Abstract

Background: TOAST is the most commonly used ischemic stroke subtype classification system worldwide and a required field in the US National GWTG-Stroke registry. However, stroke diagnostics have advanced substantially since TOAST was designed 30 years ago, potentially making it difficult to now apply reliably. Methods: We analyzed consecutive ischemic stroke patients admitted to a CSC between July-Oct 2021. Clinical practice TOAST diagnoses rendered by the stroke team in the EMR at discharge were retrieved from GWTG-Stroke registry and compared to a reference (“gold”) standard diagnosis derived from agreement between 2 expert raters after review of the EMR and patient imaging.
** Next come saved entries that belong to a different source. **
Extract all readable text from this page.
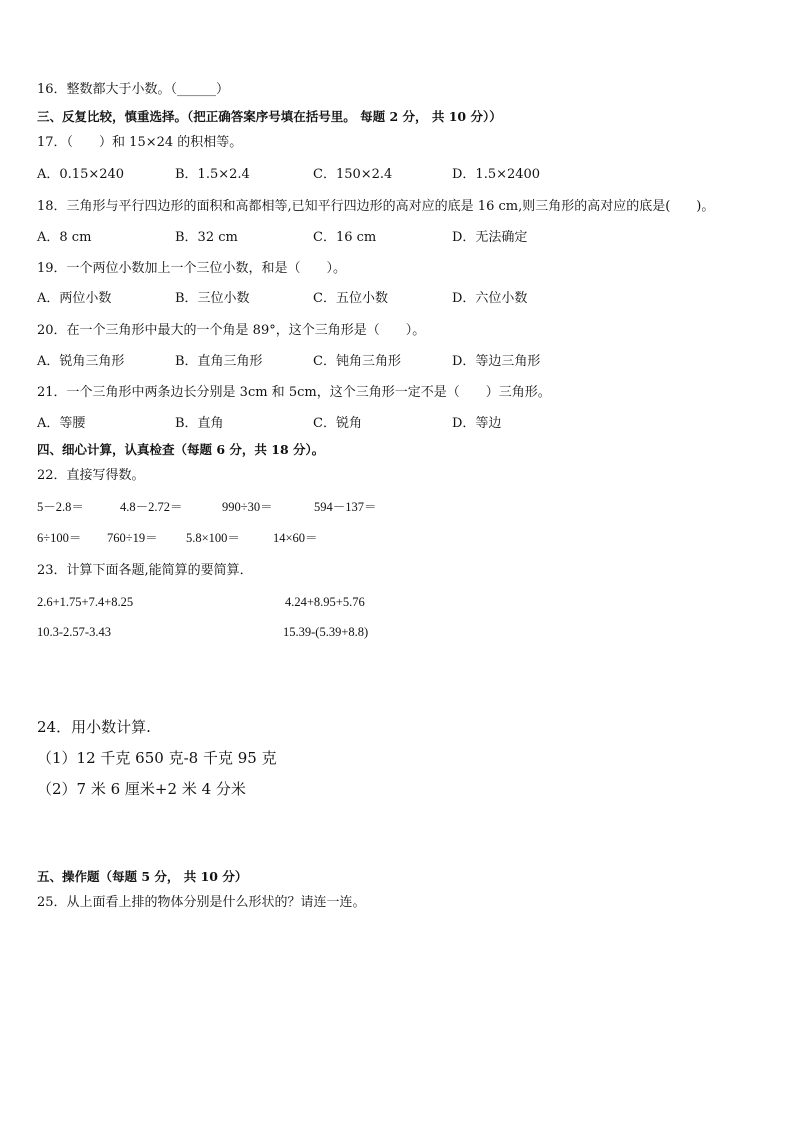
16．整数都大于小数。（______）
三、反复比较，慎重选择。（把正确答案序号填在括号里。 每题 2 分， 共 10 分））
17．（　　）和 15×24 的积相等。
A．0.15×240	B．1.5×2.4	C．150×2.4	D．1.5×2400
18．三角形与平行四边形的面积和高都相等,已知平行四边形的高对应的底是 16 cm,则三角形的高对应的底是(　　)。
A．8 cm	B．32 cm	C．16 cm	D．无法确定
19．一个两位小数加上一个三位小数，和是（　　）。
A．两位小数	B．三位小数	C．五位小数	D．六位小数
20．在一个三角形中最大的一个角是 89°，这个三角形是（　　）。
A．锐角三角形	B．直角三角形	C．钝角三角形	D．等边三角形
21．一个三角形中两条边长分别是 3cm 和 5cm，这个三角形一定不是（　　）三角形。
A．等腰	B．直角	C．锐角	D．等边
四、细心计算，认真检查（每题 6 分，共 18 分）。
22．直接写得数。
5－2.8＝	4.8－2.72＝	990÷30＝	594－137＝
6÷100＝ 760÷19＝ 5.8×100＝	14×60＝
23．计算下面各题,能简算的要简算．
2.6+1.75+7.4+8.25	4.24+8.95+5.76
10.3-2.57-3.43	15.39-(5.39+8.8)
24．用小数计算.
（1）12 千克 650 克-8 千克 95 克
（2）7 米 6 厘米+2 米 4 分米
五、操作题（每题 5 分， 共 10 分）
25．从上面看上排的物体分别是什么形状的？请连一连。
Results: Among 49 patients, age was 72.3y (±12.1), 53% female, and presenting NIHSS median 3 (IQR 1-11). Work-up included: brain imaging in 100%; cardiac rhythm assessment in 100%; cervical/cerebral vessel imaging in 98%; TTE±TEE in 92%; and TCD emboli eval in 51%. Reference standard diagnoses were: LAA-6%, SVD-14%, CE-41%, OTH-8%, UND-more than one cause-18%, and UND-cryptogenic-12%. The Figure shows a bubble plot of congruence between EMR/GWTG-Stroke and reference standard diagnoses. GWTG-Stroke TOAST diagnoses agreed with reference standard diagnoses in 29/49 (59%). Among the 6 subtype diagnoses singly, specificity was generally high (83%-100%), but sensitivity suboptimal for LAA (33%), OTH (75%), UND-MT1 (0%), and UND-CRYPT (17%). Positive predictive value was suboptimal for all: LAA (13%), SVD (58%), CE (77%), OTH (75%), SVD OTH (75%), UND-MT1 (0%), and UND-CRYPT (33%). Conclusion: Clinical practice subtype diagnoses using TOAST and entered into GWTG-Stroke were accurate in only 59% of patients, hampering the ability of the national registry to provide dependable insights into subtype-related aspects of care. Development of an updated ischemic stroke subtype classification system, with algorithmic logic directly embedded in electronic medical records, is desirable.